By the time that he was asked to audition for his role of Proximo, he was still getting acting roles, but nothing that he has appeared in for many years, had set the film world alight. After roles in 1975's Tommy and four years later in The Brood, an early feature film by Canadian horror director David Cronenberg, decent parts for him to play were becoming fewer and fewer. He even took the role of the villain in The Sting II, despite him turning down the original film.
As Ken Russell had becoming increasingly disenchanted with the film industry, making fewer and less successful offerings, Michael Winner, however, continued to direct, despite critical brickbats. Fortunately, the director was able to keep faith with one of his favourite actors, but it was also Winner who encouraged Reed to audition for Ridley Scott. Rather reluctantly, Reed took Winner's advice and landed the role of a lifetime.
When the filming for Gladiator moved to Malta, Reed went with the circus. He had been drinking with sailors of the Royal Navy, as he had never been one to find solace with actors and theatrical types, much preferring the company of ordinary people, when he experienced a fatal heart attack. As the story goes, he had been engaging in an arm-wrestling contest with several of the sailors, but whether this is a myth, we will probably never know.
Reed's untimely demise was one of several hiccups on the making of the film. When the shoot had started, the screenplay had not been finished. Other mishaps included tigers who refused to growl and a rather stroppy leading man, who decided not to deliver a particular speech and had to be tricked by the director into doing so. As not all of the scenes that would have included Proximo had been shot, this was a further burden on Scott; who had not had a box-office hit for around ten years.

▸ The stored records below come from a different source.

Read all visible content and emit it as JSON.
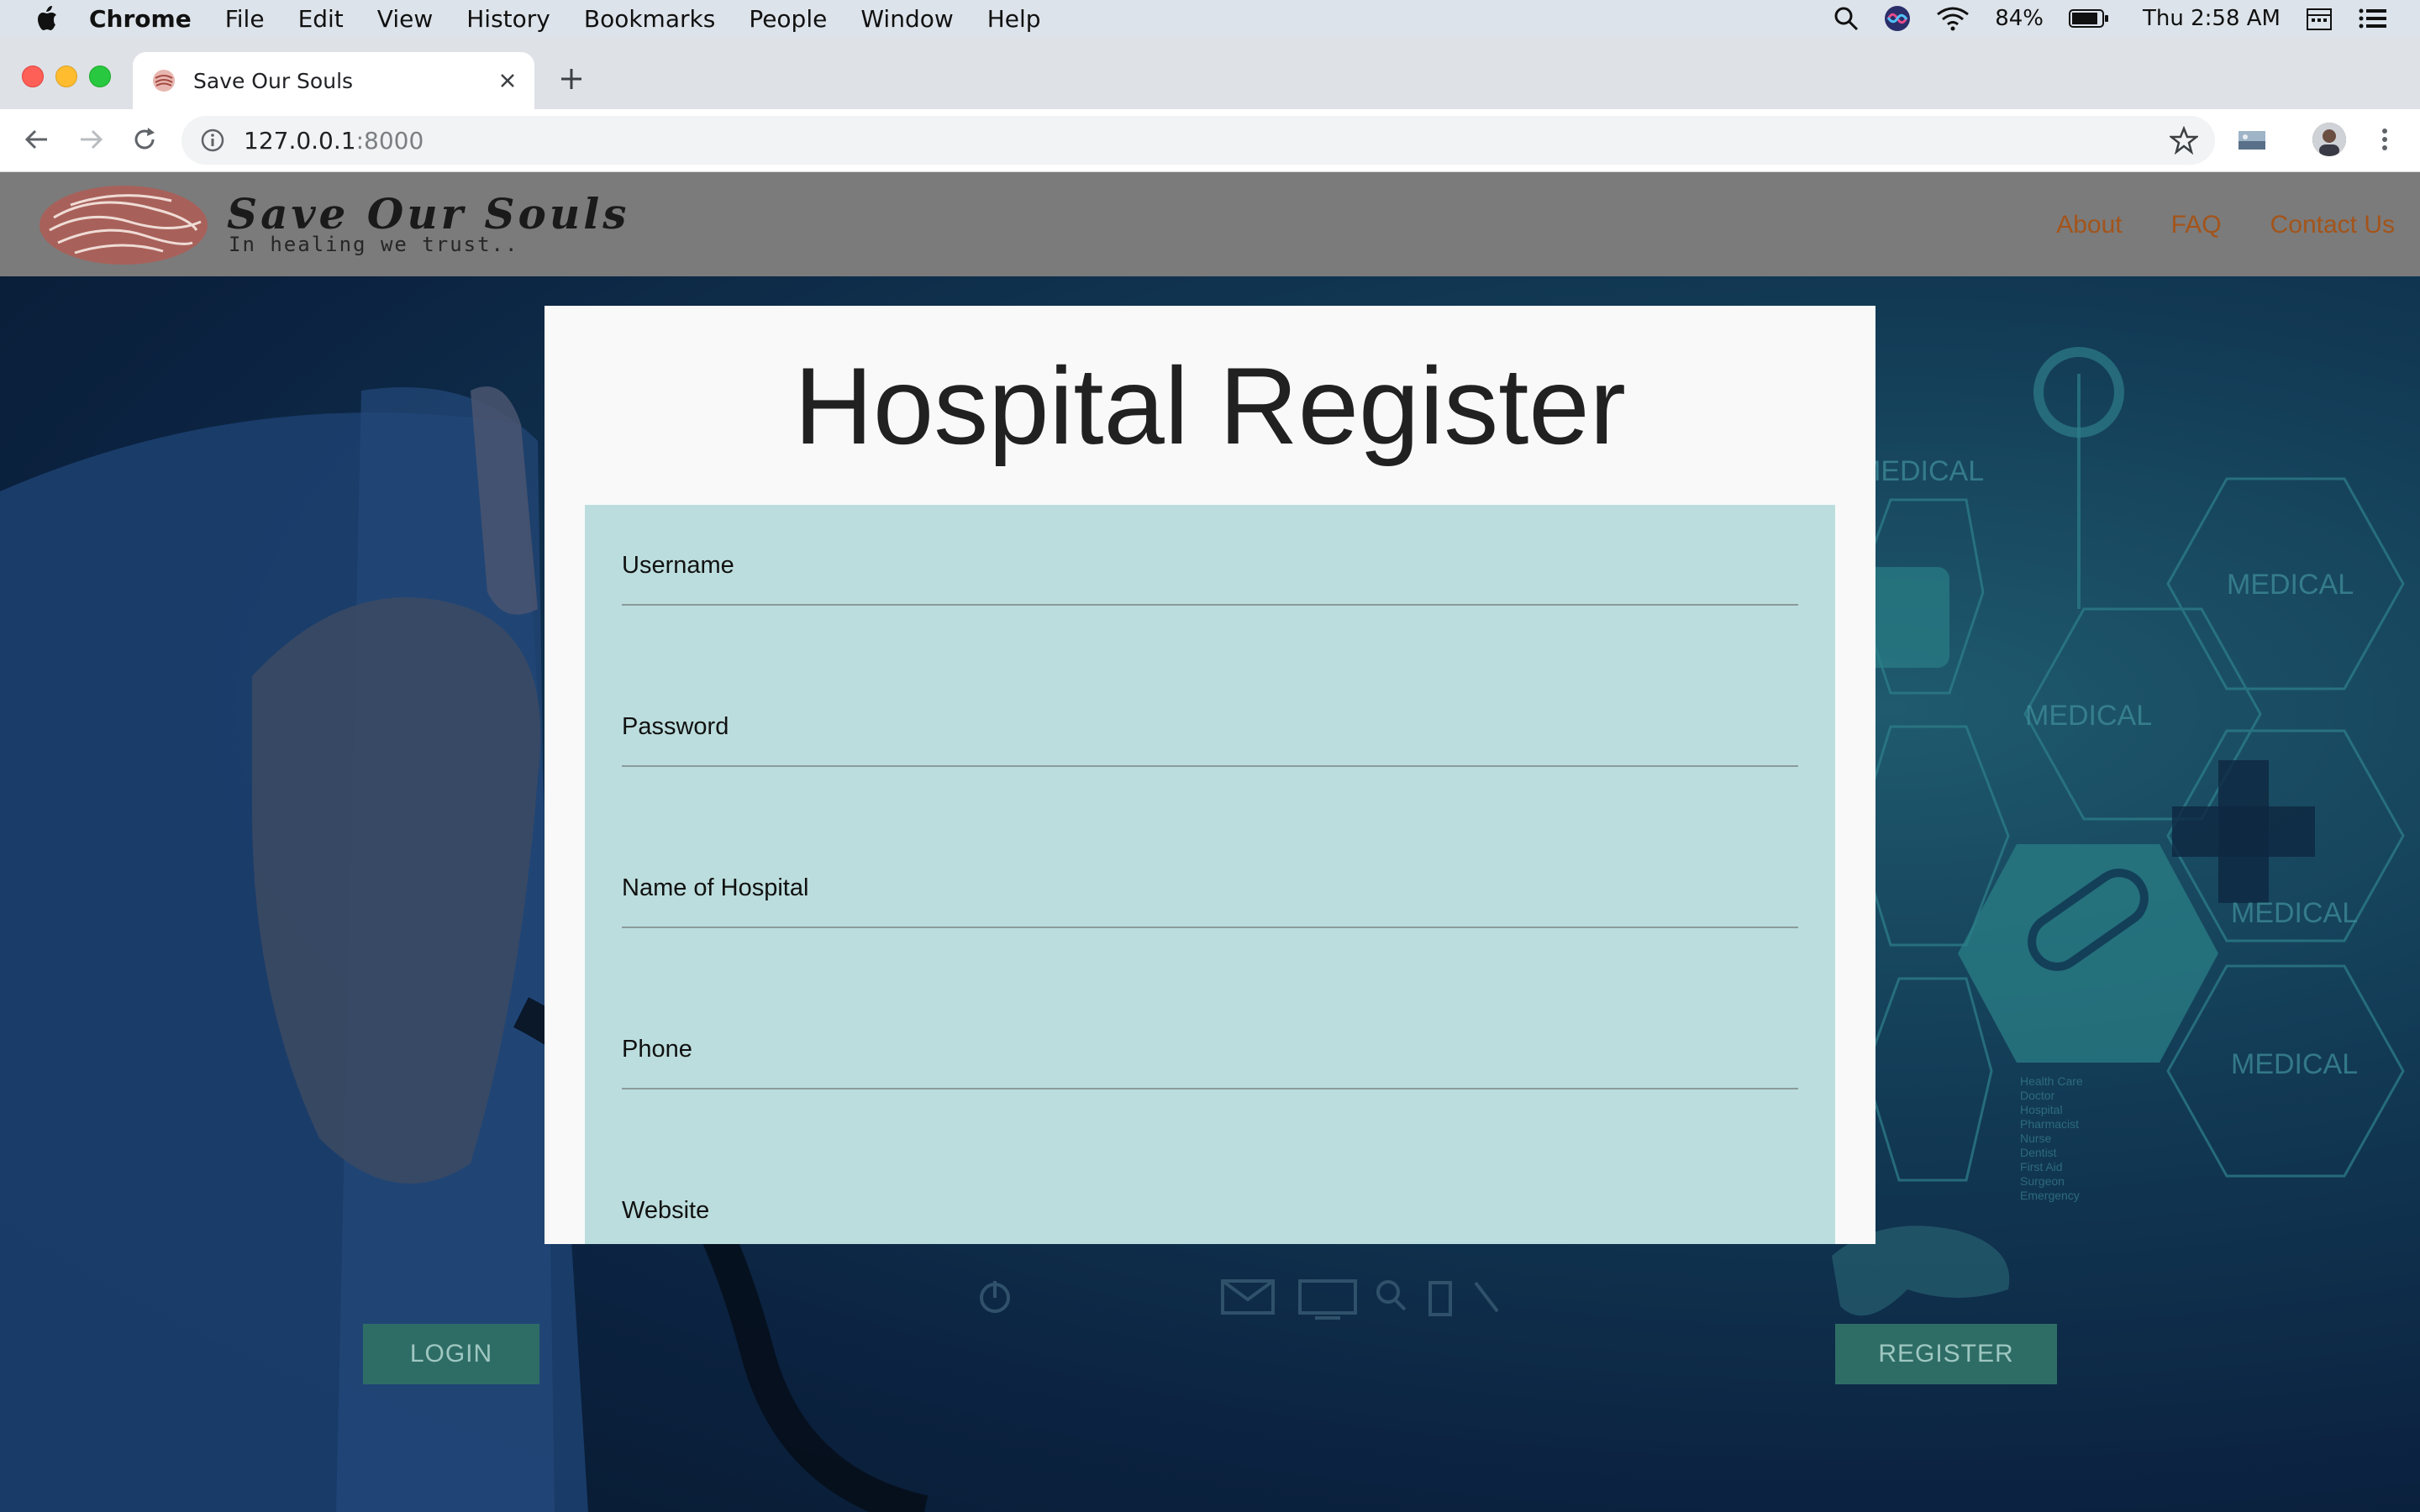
{
  "menubar": {
    "app_name": "Chrome",
    "items": [
      "File",
      "Edit",
      "View",
      "History",
      "Bookmarks",
      "People",
      "Window",
      "Help"
    ],
    "battery": "84%",
    "clock": "Thu 2:58 AM"
  },
  "browser": {
    "tab_title": "Save Our Souls",
    "url_host": "127.0.0.1",
    "url_port": ":8000"
  },
  "site": {
    "logo_title": "Save Our Souls",
    "logo_tagline": "In healing we trust..",
    "nav": [
      "About",
      "FAQ",
      "Contact Us"
    ]
  },
  "modal": {
    "title": "Hospital Register",
    "fields": [
      {
        "label": "Username"
      },
      {
        "label": "Password"
      },
      {
        "label": "Name of Hospital"
      },
      {
        "label": "Phone"
      },
      {
        "label": "Website"
      }
    ]
  },
  "background": {
    "hex_labels": [
      "MEDICAL",
      "MEDICAL",
      "MEDICAL",
      "MEDICAL",
      "MEDICAL"
    ],
    "side_list": [
      "Health Care",
      "Doctor",
      "Hospital",
      "Pharmacist",
      "Nurse",
      "Dentist",
      "First Aid",
      "Surgeon",
      "Emergency"
    ]
  },
  "buttons": {
    "login": "LOGIN",
    "register": "REGISTER"
  },
  "colors": {
    "header_bg": "#7b7b7b",
    "nav_link": "#a3541a",
    "form_panel": "#bcdddd",
    "button_bg": "#2e6d66"
  }
}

Through the use of a double and aided by recent developments in computer-generated technology, Reed's last appearance in a major hit movie became the monument to a life less ordinary. Sadly, he was unable, unlike his fellow co-stars and survivors of the 1960's, such as Richard Harris and David Hemmings, to profit from it. Eventually, time took its toll, even on his fellow hardened hellraisers and, within a few short years, Harris and Hemmings too succumbed to a life of artful debauchery. Of their time, only Peter O'Toole hangs on, waiting evermore for that elusive Academy Award, another elusive prize that Reed never won, despite delivering several definitive screen performances.
Without that last hurrah as Proximo, Reed's career could so easily have become another man of promise and talent, like footballer George Best, to fall into the realm of a digital village idiot and tabloid fodder. That he managed with almost his last gasp as a screen actor to finally pull a performance from the bag and deliver on all that early promise is a testament to his staying power as an actor and as a human being.
His funeral was held in Ireland, rather appropriately, and the only person there from the world of film was Michael Winner. Far from being a celebrity magnet and away from the cameras of the paparazzi, Reed's funeral was in his new homeland, where there is a low threshold for bullshit and they enjoy their whiskey. He was buried in view of his favourite local pub in Buttevant, County Cork. "You meet a better class of people in pubs," he once said. The epitaph on his gravestone simply reminds the world that: He made the air move.